F1 - Profisorten
F1-Spitzenzüchtungen - die Profis im Saatgutsortiment
Unser Sortiment an Blumen- und Gemüsesaatgut enthält viele Profi-Sämereien. Doch was versteht man genau darunter? Erwerbsgärtner, welche aus Saatgut ihre Verkaufsware heranziehen, haben höchste Ansprüche an die Sortenreinheit und die Einheitlichkeit der produzierten Pflanzen. Seien es nun Löwenmäulchen, Bartnelken, Gurken oder Kürbisse: der Erwerbsgärtner braucht Sorten, die absolut gleich wachsen, deren Blüten oder Früchte gleich groß, gleichfarbig, gleich robust sind, damit er seinen Betrieb effizient und auf maximalen Gewinn ausrichten kann. Das hört sich für einen Hobbygärtner zwar nach Massenware an, aber ja, Erwerbsgärtner müssen Massen auf kleinem Raum produzieren um wettbewerbsfähig zu sein. Denn das geht nur über technische Geräte und Ausstattung. Und die ist auf exakt gewachsene Pflanzen ausgerichtet. Würde jede Pflanze anders wachsen, oder fruchten, müssten Menschen statt Maschinen die Betreuung übernehmen, aber das kann sich am Ende kein Endverbraucher leisten.
Diese Profi-Saatgutsorten liefern also die "perfekten" Pflanzen. Und dafür müssen sie ein sehr aufwändiges Verfahren durchlaufen.
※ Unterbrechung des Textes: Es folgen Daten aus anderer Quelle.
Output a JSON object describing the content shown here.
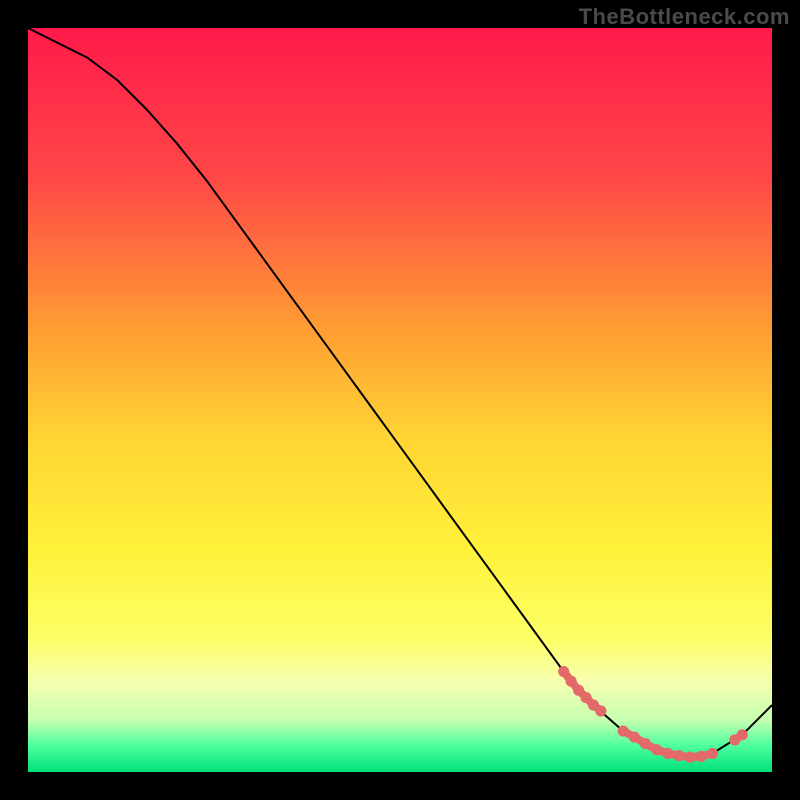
{
  "watermark": "TheBottleneck.com",
  "chart_data": {
    "type": "line",
    "title": "",
    "xlabel": "",
    "ylabel": "",
    "xlim": [
      0,
      100
    ],
    "ylim": [
      0,
      100
    ],
    "grid": false,
    "legend": false,
    "background_gradient_stops": [
      {
        "offset": 0.0,
        "color": "#ff1a4b"
      },
      {
        "offset": 0.2,
        "color": "#ff4747"
      },
      {
        "offset": 0.4,
        "color": "#ff9b33"
      },
      {
        "offset": 0.55,
        "color": "#ffd433"
      },
      {
        "offset": 0.7,
        "color": "#fff13a"
      },
      {
        "offset": 0.82,
        "color": "#fdff66"
      },
      {
        "offset": 0.88,
        "color": "#f6ffb0"
      },
      {
        "offset": 0.93,
        "color": "#c6ffb0"
      },
      {
        "offset": 0.965,
        "color": "#4dff9e"
      },
      {
        "offset": 1.0,
        "color": "#00e07a"
      }
    ],
    "series": [
      {
        "name": "bottleneck-curve",
        "stroke": "#000000",
        "x": [
          0,
          4,
          8,
          12,
          16,
          20,
          24,
          28,
          32,
          36,
          40,
          44,
          48,
          52,
          56,
          60,
          64,
          68,
          72,
          76,
          80,
          84,
          88,
          92,
          96,
          100
        ],
        "y": [
          100,
          98,
          96,
          93,
          89,
          84.5,
          79.5,
          74,
          68.5,
          63,
          57.5,
          52,
          46.5,
          41,
          35.5,
          30,
          24.5,
          19,
          13.5,
          9,
          5.5,
          3,
          2,
          2.5,
          5,
          9
        ]
      },
      {
        "name": "highlight-markers",
        "marker_color": "#e46a6a",
        "segments": [
          {
            "x": [
              72,
              73,
              74,
              75,
              76,
              77
            ],
            "y": [
              13.5,
              12.2,
              11.0,
              10.0,
              9.0,
              8.2
            ]
          },
          {
            "x": [
              80,
              81.5,
              83,
              84.5,
              86,
              87.5,
              89,
              90.5,
              92
            ],
            "y": [
              5.5,
              4.7,
              3.8,
              3.0,
              2.5,
              2.2,
              2.0,
              2.1,
              2.5
            ]
          },
          {
            "x": [
              95,
              96
            ],
            "y": [
              4.3,
              5.0
            ]
          }
        ]
      }
    ]
  }
}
Dabei werden zwei ausgewählte und sehr wertvolle Elternsorten gekreuzt, und zwar unter dem aufwändigen Ausschluss jeglicher Fremdbestäubung. Die Samen hieraus sind die sogenannten F1-Sorten. F steht für die gezielte Kreuzung und 1 steht für die erste Kindergeneration. Nur diese Kinder haben die gleichen, einheitlichen Merkmale.
Weil diese F1-Generation so teuer zu produzieren ist, wird sie auch teuer gehandelt. Nämlich pro Korn. Nicht pro Gramm, wie bei "normalen" Sämereien.
Dafür keimt aber auch jedes Korn. Denn auch darauf muss sich ein Erwerbsgärtner verlassen. Dass aus jedem verarbeiteten Samenkorn auch eine gesunde Pflanze wächst.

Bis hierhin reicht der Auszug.